Retrieving the timeline
List timeline entries with pagination. Results are ordered by sequence number.
curl "https://api.person.run/personas/$PERSONA_ID/timeline?tenantId=$PERSON_TENANT_ID&limit=20&offset=0" \
-H "x-api-key: $PERSON_API_KEY"Consistency checking
As timelines grow, contradictions can creep in. The consistency check endpoint analyzes a persona's entire timeline for three categories of issues:
- Sequence gaps — missing sequence numbers in the timeline.
- Non-monotonic timestamps — events that appear out of chronological order.
- Contradictions — semantically conflicting facts detected via AI analysis.
curl "https://api.person.run/personas/$PERSONA_ID/consistency?tenantId=$PERSON_TENANT_ID" \
-H "x-api-key: $PERSON_API_KEY"{
"report": {
"personaId": "persona-uuid",
"checkedAt": "2026-02-20T12:10:00.000Z",
"issueCount": 2,
"issues": [
{
"code": "possible_contradiction",
"message": "Potential contradiction: joined the company <-> started in January",
"timelineId": "timeline-id-18",
"relatedTimelineId": "timeline-id-12"
},
{
"code": "non_monotonic_event_time",
"message": "Event time moved backward from sequence 14 to 15",
"timelineId": "timeline-id-15",
"relatedTimelineId": "timeline-id-14"
}
]
}
}How memory shapes prompting
When you send a prompt, person.run uses vector similarity search (RAG) to find the most relevant memories.
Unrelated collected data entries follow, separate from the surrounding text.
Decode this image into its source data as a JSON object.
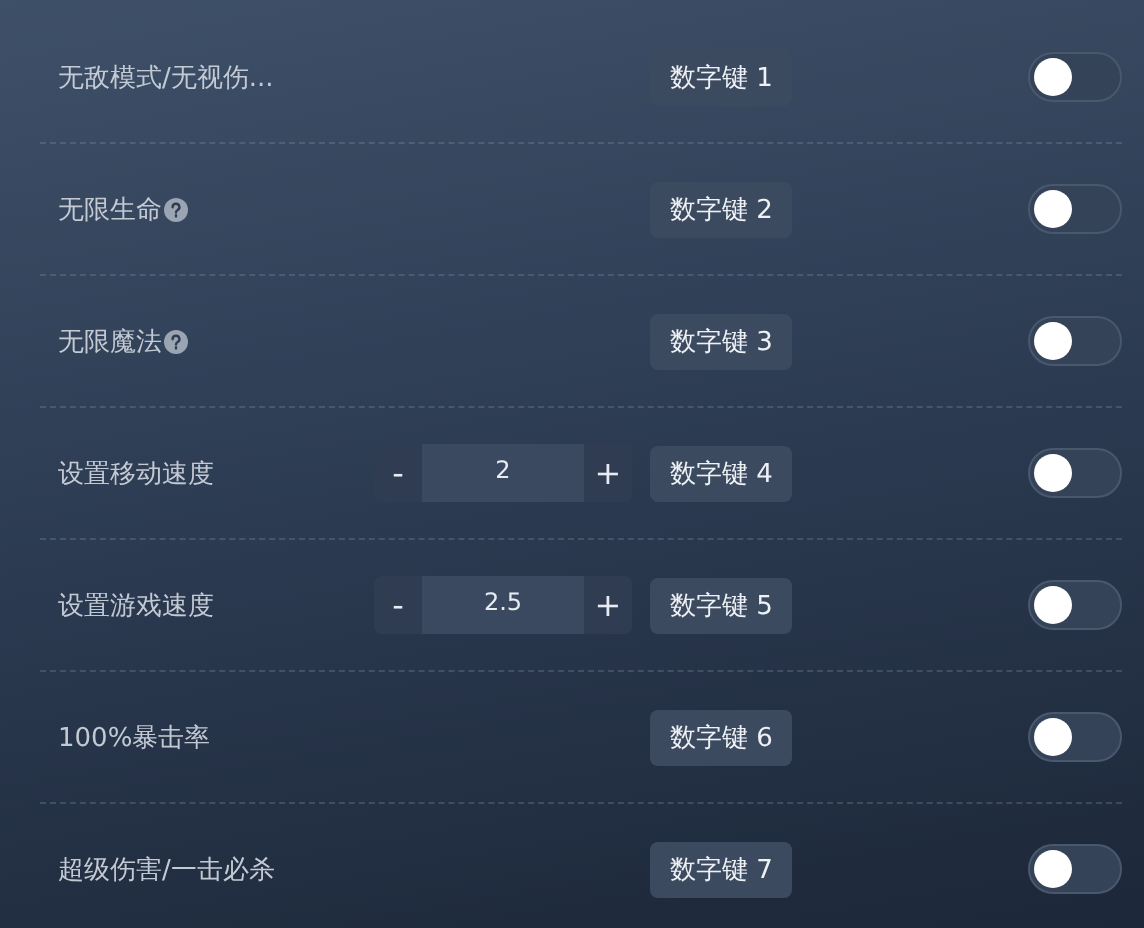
{
  "rows": [
    {
      "kind": "plain",
      "label": "无敌模式/无视伤...",
      "help": false,
      "hotkey": "数字键 1",
      "on": false
    },
    {
      "kind": "plain",
      "label": "无限生命",
      "help": true,
      "hotkey": "数字键 2",
      "on": false
    },
    {
      "kind": "plain",
      "label": "无限魔法",
      "help": true,
      "hotkey": "数字键 3",
      "on": false
    },
    {
      "kind": "stepper",
      "label": "设置移动速度",
      "help": false,
      "minus": "-",
      "value": "2",
      "plus": "+",
      "hotkey": "数字键 4",
      "on": false
    },
    {
      "kind": "stepper",
      "label": "设置游戏速度",
      "help": false,
      "minus": "-",
      "value": "2.5",
      "plus": "+",
      "hotkey": "数字键 5",
      "on": false
    },
    {
      "kind": "plain",
      "label": "100%暴击率",
      "help": false,
      "hotkey": "数字键 6",
      "on": false
    },
    {
      "kind": "plain",
      "label": "超级伤害/一击必杀",
      "help": false,
      "hotkey": "数字键 7",
      "on": false
    }
  ]
}
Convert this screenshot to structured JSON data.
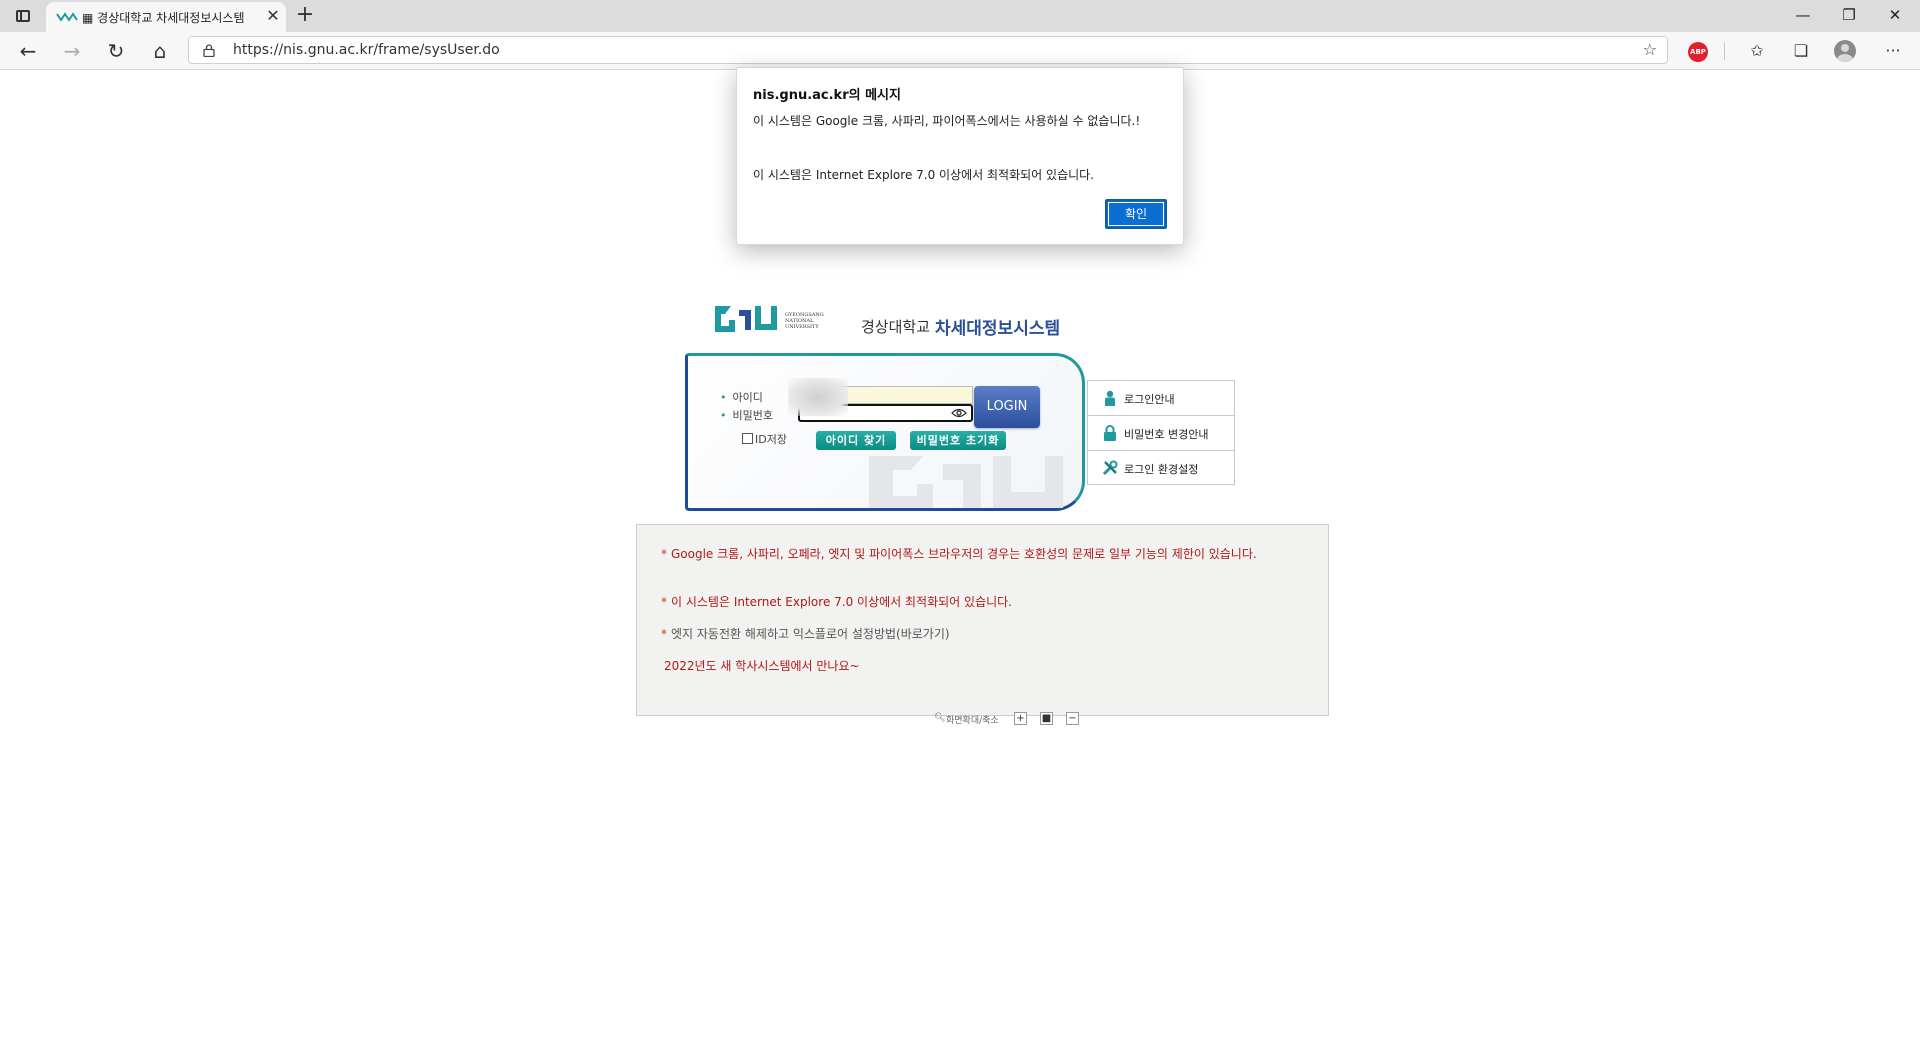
{
  "browser": {
    "tab_title": "▦ 경상대학교 차세대정보시스템",
    "tab_close": "✕",
    "new_tab": "+",
    "url": "https://nis.gnu.ac.kr/frame/sysUser.do",
    "window_controls": {
      "minimize": "—",
      "maximize": "❐",
      "close": "✕"
    },
    "nav": {
      "back": "←",
      "forward": "→",
      "refresh": "↻",
      "home": "⌂"
    },
    "toolbar": {
      "favorite_add": "☆",
      "abp": "ABP",
      "favorites": "✩",
      "collections": "❏",
      "more": "···"
    }
  },
  "alert": {
    "title": "nis.gnu.ac.kr의 메시지",
    "message_line1": "이 시스템은  Google 크롬, 사파리, 파이어폭스에서는 사용하실 수 없습니다.!",
    "message_line2": "이 시스템은 Internet Explore 7.0 이상에서 최적화되어 있습니다.",
    "ok_label": "확인"
  },
  "header": {
    "logo_sub": [
      "GYEONGSANG",
      "NATIONAL",
      "UNIVERSITY"
    ],
    "university_name": "경상대학교",
    "system_name": "차세대정보시스템"
  },
  "login": {
    "id_label": "아이디",
    "password_label": "비밀번호",
    "login_button": "LOGIN",
    "save_id_label": "ID저장",
    "save_id_checked": false,
    "find_id_button": "아이디 찾기",
    "reset_password_button": "비밀번호 초기화"
  },
  "side_links": [
    {
      "label": "로그인안내",
      "icon": "person-icon"
    },
    {
      "label": "비밀번호 변경안내",
      "icon": "lock-icon"
    },
    {
      "label": "로그인 환경설정",
      "icon": "tools-icon"
    }
  ],
  "notices": {
    "line1": "Google 크롬, 사파리, 오페라, 엣지 및 파이어폭스 브라우저의 경우는 호환성의 문제로 일부 기능의 제한이 있습니다.",
    "line2": "이 시스템은 Internet Explore 7.0 이상에서 최적화되어 있습니다.",
    "line3": "엣지 자동전환 해제하고 익스플로어 설정방법(바로가기)",
    "line4": "2022년도 새 학사시스템에서 만나요~",
    "star": "*"
  },
  "zoom": {
    "label": "화면확대/축소",
    "zoom_in": "+",
    "reset": "■",
    "zoom_out": "−"
  },
  "colors": {
    "teal": "#1f9aa0",
    "navy": "#2a4f9c",
    "notice_red": "#b01818",
    "alert_button": "#0a6fd1"
  }
}
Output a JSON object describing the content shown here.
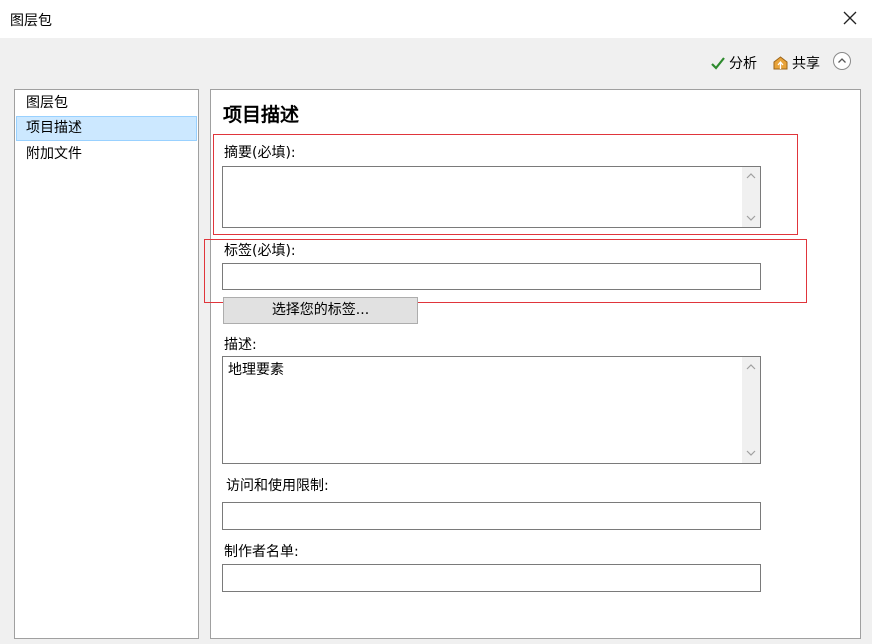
{
  "window": {
    "title": "图层包"
  },
  "toolbar": {
    "analyze_label": "分析",
    "share_label": "共享"
  },
  "nav": {
    "items": [
      {
        "label": "图层包",
        "selected": false
      },
      {
        "label": "项目描述",
        "selected": true
      },
      {
        "label": "附加文件",
        "selected": false
      }
    ]
  },
  "form": {
    "heading": "项目描述",
    "summary_label": "摘要(必填):",
    "summary_value": "",
    "tags_label": "标签(必填):",
    "tags_value": "",
    "choose_tags_button": "选择您的标签...",
    "description_label": "描述:",
    "description_value": "地理要素",
    "access_label": "访问和使用限制:",
    "access_value": "",
    "credits_label": "制作者名单:",
    "credits_value": ""
  },
  "colors": {
    "highlight": "#e0353b",
    "selection": "#cce8ff",
    "check": "#2e8b2e"
  }
}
These are then structured in the prompt context by strength tier and memory type, creating nuanced recall behavior:
- Vivid memories are quoted with rich detail and emotional color.
- Moderate memories are summarized with softer detail.
- Faded memories are referenced vaguely, with caveats about uncertain recall.
- Pride memories are surfaced enthusiastically.
- Shame and repressed memories trigger reluctance or avoidance.
- Exaggerated memories are amplified in the telling.
This system means a persona with 200 memories doesn't dump all of them into every response — only the most relevant ones surface, shaped by their type and strength, creating natural and psychologically coherent conversations.